Butter, Shortening, Fats and Oils

Instead of lining your pan or your pot with oil, line it with vegetable stock – you will start to pick out the nuances of the flavours once you don’t use oil in your diet.

  • Vegetable stocks, water or wine for sauteing or frying.
  • Try baking instead of frying where possible.
  • Salad dressings can be made with a base of vegetable stock, water or vinegar in place of the oil. Adding mustard and spices can make an excellent salad dressing. Blended tofu with a squeeze of fresh lemon can substitute for sour cream or mayonnaise.
  • Date or prune juice are great for baking biscuits, cakes and sweet breads. You can make your own date/prune paste by processing 1 cup / 150 g of dried pitted dates or prunes with 1/2 / 120 ml cup of water. Substitute 1/3 the amount of prune paste for the amount of oil called for in the recipe.
  • Pureed pumpkin, bananas and other fruits will work in some recipes but don’t hold the moisture as well as the prune paste, and they can change the flavour of the finished product.
  • Unsweetened apple sauce works when you are looking for more moisture and is also great for baking.
  • Mashed beans in all sorts of savoury and sweet recipes can add healthy nutrients as well as moisture.
  • Mashed avocado can be used as a butter substitute for sandwiches and baked meals.
  • Hummus is especially good for making sandwiches – adding both taste and moisture.

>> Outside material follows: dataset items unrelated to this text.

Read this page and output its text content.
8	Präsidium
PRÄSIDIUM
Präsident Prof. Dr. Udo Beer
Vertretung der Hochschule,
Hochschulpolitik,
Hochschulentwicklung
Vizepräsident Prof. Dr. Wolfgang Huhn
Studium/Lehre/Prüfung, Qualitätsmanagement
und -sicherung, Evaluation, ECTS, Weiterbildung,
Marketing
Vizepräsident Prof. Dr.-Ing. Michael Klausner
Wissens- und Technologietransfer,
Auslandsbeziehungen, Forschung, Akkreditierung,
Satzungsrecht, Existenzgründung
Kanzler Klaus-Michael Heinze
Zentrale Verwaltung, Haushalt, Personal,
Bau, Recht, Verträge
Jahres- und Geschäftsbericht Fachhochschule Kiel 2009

It’s best to avoid adding salt to any meals. Indeed, there is no salt in our house at all. Soy sauce or tamari sauce don’t usually get past the front door because of their high salt content. It really doesn’t take long to get used to life without added salt. There are lots and lots of really tasty alternatives, dry and liquid, that you can use – whether you buy them ready-made or make them yourself. I covered much of this here, but the following is a quick summary of alternatives:

  • Granulated spices such as onion powder, garlic powder, dried parsley, etc.
  • Fresh onion, spring onions, garlic, lemon juice, salsa and hot sauces.
  • Nutritional yeast adds a saltiness without the negatives of sodium.
  • Dr Greger’s Savoury Spice Blend is excellent.
  • Mrs Dash makes salt-free alternatives to seasoning mixes and sauces. They’re quite pricey, but worth the effort. As an alternative, why not simply look at the ingredients on the latter products and make some mixes yourself from scratch?
  • All types of vinegar – balsamic and sherry are two of my favourites. They tend to find their way into most savoury meals.
  • Lemon juice.
  • All types of mustard – yellow powder, wholegrain, Dijon. Brilliant in so many savoury dishes.

The above is by no means a comprehensive list of options, but I hope it provides you with at least one or two ideas.

Think of your WFPBD as an exciting voyage of discovery. We all got used to what we were brought up with as children and what we may have been eating for years or decades as adults; but eating the optimal diet for human health need never be boring. With all the thousands of plant combinations that we can make, and the increasing number of exciting WFPB recipes online and in publications, the future looks like a brightly-coloured rainbow of culinary opportunities.